Personal information
- Born: c. 1974 (age 51–52)
- Nationality: American
- Listed height: 6 ft 5 in (1.96 m)

Career information
- High school: Central (Philadelphia, Pennsylvania)
- College: Canisius (1991–1995)
- NBA draft: 1995: undrafted
- Position: Forward

Career highlights
- MAAC Player of the Year (1995); 2× First-team All-MAAC (1994, 1995); MAAC Rookie of the Year (1992);

= Craig Wise (basketball) =

American basketball player

Craig Wise (born c. 1974) is an American former basketball player. He played college basketball for the Canisius Golden Griffins and was the Metro Atlantic Athletic Conference (MAAC) Player of the Year in 1995.

==College career==
Wise was raised in a crime-ridden neighborhood in West Philadelphia, Pennsylvania, and played basketball at Central High School. He played his freshman season with the Canisius Golden Griffins as a 17-year-old. Alexander was selected as the MAAC Rookie of the Year, but was dispirited as he felt that many of his teammates lacked his commitment to winning. Wise contemplated leaving the team but decided to stay when John Beilein was appointed as head coach and established a new attitude amongst the players. Wise earned first-team All-MAAC honors during the 1993–94 season and helped lead the Griffins to their only MAAC regular season title. He averaged 16.4 points, 7.3 rebounds and 3.6 assists during his senior season in 1994–95 and was selected as the MAAC Player of the Year.

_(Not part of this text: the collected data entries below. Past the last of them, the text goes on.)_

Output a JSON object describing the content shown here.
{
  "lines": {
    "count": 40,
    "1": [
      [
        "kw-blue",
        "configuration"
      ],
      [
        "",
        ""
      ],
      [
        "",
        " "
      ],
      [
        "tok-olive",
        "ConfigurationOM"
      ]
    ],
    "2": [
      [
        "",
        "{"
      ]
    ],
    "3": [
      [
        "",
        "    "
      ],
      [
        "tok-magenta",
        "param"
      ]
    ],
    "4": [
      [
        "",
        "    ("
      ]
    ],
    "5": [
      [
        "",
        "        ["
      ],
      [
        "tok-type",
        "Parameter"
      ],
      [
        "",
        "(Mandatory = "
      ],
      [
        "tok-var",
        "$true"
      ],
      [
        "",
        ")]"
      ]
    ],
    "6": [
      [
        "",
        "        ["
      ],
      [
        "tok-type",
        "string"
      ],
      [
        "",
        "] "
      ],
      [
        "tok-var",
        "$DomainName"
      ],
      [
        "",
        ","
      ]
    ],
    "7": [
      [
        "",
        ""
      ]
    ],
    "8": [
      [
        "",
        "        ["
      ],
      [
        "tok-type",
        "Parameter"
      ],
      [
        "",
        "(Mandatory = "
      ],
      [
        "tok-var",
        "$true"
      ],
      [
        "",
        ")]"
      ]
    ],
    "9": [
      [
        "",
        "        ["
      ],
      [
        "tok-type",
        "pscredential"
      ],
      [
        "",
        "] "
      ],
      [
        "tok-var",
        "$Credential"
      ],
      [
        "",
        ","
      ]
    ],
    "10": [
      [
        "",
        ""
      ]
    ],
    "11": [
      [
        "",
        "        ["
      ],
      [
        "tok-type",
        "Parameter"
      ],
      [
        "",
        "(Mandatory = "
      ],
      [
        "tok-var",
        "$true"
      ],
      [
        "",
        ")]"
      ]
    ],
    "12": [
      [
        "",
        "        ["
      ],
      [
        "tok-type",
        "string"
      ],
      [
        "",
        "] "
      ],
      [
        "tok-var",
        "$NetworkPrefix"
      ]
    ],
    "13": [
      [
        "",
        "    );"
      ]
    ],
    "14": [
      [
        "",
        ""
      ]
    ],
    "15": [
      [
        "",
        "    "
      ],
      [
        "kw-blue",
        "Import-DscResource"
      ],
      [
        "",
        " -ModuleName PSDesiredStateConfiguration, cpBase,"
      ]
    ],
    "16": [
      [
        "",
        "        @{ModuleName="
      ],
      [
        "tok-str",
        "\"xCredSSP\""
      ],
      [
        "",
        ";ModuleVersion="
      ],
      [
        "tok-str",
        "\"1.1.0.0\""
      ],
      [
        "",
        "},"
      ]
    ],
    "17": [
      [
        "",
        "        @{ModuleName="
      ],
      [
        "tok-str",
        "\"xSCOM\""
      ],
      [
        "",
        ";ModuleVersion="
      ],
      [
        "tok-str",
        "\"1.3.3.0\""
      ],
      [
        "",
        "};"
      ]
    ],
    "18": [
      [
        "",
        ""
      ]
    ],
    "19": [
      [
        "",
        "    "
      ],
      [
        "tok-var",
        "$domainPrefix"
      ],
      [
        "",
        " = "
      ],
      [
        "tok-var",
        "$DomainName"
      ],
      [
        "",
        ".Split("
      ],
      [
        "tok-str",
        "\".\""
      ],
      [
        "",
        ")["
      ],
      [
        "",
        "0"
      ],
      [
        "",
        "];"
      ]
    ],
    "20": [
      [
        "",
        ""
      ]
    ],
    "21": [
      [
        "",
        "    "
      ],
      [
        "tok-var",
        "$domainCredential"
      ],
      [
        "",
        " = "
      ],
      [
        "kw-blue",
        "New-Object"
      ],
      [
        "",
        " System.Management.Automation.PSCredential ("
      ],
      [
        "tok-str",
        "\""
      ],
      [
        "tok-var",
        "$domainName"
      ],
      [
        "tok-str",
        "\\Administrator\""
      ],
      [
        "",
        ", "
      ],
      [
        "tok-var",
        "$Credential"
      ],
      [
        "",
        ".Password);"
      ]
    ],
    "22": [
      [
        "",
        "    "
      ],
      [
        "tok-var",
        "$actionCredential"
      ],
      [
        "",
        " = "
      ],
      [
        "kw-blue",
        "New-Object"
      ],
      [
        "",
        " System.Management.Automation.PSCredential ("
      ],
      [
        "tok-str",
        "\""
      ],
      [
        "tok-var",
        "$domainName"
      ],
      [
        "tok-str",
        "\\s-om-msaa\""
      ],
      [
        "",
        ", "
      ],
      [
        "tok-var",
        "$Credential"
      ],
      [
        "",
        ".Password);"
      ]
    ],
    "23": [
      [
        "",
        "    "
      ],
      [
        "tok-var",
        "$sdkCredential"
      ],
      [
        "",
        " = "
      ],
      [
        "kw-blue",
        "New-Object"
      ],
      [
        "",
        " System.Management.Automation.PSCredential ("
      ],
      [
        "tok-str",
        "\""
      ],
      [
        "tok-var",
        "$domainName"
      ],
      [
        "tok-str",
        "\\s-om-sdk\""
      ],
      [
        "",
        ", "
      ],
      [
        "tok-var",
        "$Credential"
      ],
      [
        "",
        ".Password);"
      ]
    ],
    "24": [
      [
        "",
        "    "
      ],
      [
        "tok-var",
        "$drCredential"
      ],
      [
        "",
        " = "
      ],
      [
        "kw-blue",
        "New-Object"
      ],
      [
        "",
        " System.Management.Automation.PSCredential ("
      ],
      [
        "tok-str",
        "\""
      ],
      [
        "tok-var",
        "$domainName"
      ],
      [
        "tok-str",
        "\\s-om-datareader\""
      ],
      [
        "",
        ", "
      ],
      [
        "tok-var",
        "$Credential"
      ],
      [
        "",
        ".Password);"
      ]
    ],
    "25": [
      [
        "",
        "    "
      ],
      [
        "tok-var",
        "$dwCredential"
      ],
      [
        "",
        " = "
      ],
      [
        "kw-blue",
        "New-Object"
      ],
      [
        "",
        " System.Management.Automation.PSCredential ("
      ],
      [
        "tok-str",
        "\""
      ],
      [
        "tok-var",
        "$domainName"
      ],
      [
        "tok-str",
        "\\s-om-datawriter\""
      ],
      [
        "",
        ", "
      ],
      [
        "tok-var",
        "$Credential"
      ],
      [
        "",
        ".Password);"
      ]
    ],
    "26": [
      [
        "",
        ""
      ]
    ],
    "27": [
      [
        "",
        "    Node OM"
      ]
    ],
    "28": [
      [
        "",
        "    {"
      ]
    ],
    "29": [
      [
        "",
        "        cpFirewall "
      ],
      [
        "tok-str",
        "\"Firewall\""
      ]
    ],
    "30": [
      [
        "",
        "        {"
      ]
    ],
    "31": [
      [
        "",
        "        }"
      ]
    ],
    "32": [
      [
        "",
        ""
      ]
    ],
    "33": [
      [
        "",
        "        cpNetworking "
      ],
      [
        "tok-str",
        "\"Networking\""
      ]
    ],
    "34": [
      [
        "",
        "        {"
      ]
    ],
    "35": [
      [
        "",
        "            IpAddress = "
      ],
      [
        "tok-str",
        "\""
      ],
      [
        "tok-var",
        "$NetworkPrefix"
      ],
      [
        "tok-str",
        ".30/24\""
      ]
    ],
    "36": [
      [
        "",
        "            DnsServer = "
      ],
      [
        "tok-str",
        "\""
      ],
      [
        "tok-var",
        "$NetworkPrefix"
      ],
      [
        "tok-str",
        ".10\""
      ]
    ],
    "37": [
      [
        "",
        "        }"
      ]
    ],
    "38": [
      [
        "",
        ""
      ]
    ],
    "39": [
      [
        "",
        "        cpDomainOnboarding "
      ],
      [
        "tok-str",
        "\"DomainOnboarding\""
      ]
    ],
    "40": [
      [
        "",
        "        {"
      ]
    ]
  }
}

Wise ranks in the top-10 in 12 different career statistical categories amongst Golden Griffins players including third in scoring (1,799 points), fifth in rebounds (784), eighth in assists (353) and second in steals (218). He is the only player in school history with more than 1,500 points, 700 rebounds and 350 assists. Wise was inducted into the Canisius Sports Hall of Fame in 2005 and was included on the MAAC Honor Roll in 2017.

==Post-playing career==
Wise graduated in 1995 as a 20-year-old with a degree in physical education and held aspirations of teaching and coaching. He was working as a transit cop in Philadelphia as of 2004.